United Kingdom Wants U.S. Diplomat's Wife to Return After Fatal Crash
By R.J. Johnson - @rickerthewriter
October 7, 2019
British officials are calling for the wife of a U.S. diplomat who left the United Kingdom following an accident that left a British teenager dead in a wrong-way collision, to return to the country and face the consequences for the Aug. 27 wreck.
Harry Dunn, 19, was riding his motorcycle on Aug. 27 when he collided with a Volvo driving the wrong direction in Coughton, a small city in central England. It was revealed on Saturday (Oct. 5) that the driver of the Volvo was the wife of a U.S. diplomat, who had claimed diplomatic immunity, fleeing the country before police could interview her concerning the accident.
In an interview with the BBC, British Prime Minister said he hoped the diplomat's wife, who has been identified by Sky News as Anne Sacoolas, would return to the United Kingdom and would raise the issue with the U.S. Ambassador on Monday.
“If we can’t resolve it, then of course I will be raising it myself personally with the White House,” Johnson added.
Dunn's parents made a personal appeal to President Donald Trump in an interview with Sky News on Saturday.
"President Trump, please listen," Dunn’s mother, Charlotte Charles, said. "We’re a family in ruin.

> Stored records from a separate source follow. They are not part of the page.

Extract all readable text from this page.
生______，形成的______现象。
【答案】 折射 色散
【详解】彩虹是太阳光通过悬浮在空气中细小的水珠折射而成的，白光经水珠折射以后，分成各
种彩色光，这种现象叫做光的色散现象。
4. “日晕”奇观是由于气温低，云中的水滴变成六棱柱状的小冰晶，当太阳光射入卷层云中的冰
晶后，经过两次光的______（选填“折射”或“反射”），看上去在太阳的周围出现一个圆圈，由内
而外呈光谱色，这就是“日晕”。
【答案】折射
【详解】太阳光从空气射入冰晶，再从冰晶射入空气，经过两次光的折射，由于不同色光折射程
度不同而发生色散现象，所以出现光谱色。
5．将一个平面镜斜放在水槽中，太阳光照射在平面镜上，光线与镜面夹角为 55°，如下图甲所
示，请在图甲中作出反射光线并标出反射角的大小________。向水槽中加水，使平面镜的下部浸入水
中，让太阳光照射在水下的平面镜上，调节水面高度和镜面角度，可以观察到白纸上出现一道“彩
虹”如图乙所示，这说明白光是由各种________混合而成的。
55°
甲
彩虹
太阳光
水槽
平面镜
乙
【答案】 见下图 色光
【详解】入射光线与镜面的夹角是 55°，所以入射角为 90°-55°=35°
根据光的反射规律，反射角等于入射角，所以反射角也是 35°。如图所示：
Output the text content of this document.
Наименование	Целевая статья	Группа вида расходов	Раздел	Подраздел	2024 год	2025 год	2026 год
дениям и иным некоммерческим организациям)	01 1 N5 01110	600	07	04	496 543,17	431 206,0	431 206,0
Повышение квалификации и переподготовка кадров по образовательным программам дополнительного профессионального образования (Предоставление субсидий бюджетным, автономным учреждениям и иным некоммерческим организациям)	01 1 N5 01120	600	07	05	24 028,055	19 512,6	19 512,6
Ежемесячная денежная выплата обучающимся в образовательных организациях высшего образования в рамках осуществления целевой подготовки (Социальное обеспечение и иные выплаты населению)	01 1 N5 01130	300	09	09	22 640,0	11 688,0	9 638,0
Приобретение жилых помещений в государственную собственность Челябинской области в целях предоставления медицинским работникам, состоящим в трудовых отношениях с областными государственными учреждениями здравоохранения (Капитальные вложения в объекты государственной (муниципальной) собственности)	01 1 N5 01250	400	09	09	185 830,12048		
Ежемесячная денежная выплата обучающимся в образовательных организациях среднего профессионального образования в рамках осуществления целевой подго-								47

We’re broken. We can’t grieve. Please, please, let her get back on a plane, come back to the U.K. . . . We could understand how she’s feeling, but more importantly, she needs to face justice, see what she’s done."
Diplomatic immunity is afforded to diplomats and their families living abroad, allowing them to avoid prosecution by local authorities for virtually any crime that may be committed in the foreign country (it's a bit more complicated than what the plot of Lethal Weapon II would have you believe). However, 1961 Vienna Convention on Diplomatic Relations allows for home countries to waive a diplomat's immunity in special circumstances, which is what British authorities are requesting the State Department do for Dunn's fatal accident.
The wife of the U.S. diplomat was legally allowed to claim diplomatic immunity, but Nick Adderly, the chief constable for Northamptonshire Police where the accident took place, said Sunday they have asked the U.S. Embassy to waive the woman's immunity.
"Both @Stephen_Mold and I have written, in the strongest terms, to the US Embassy urging them to apply the diplomatic immunity waiver in order to allow the justice process to take place," Adderley wrote in response to being asked if the woman was legally entitled to diplomatic immunity.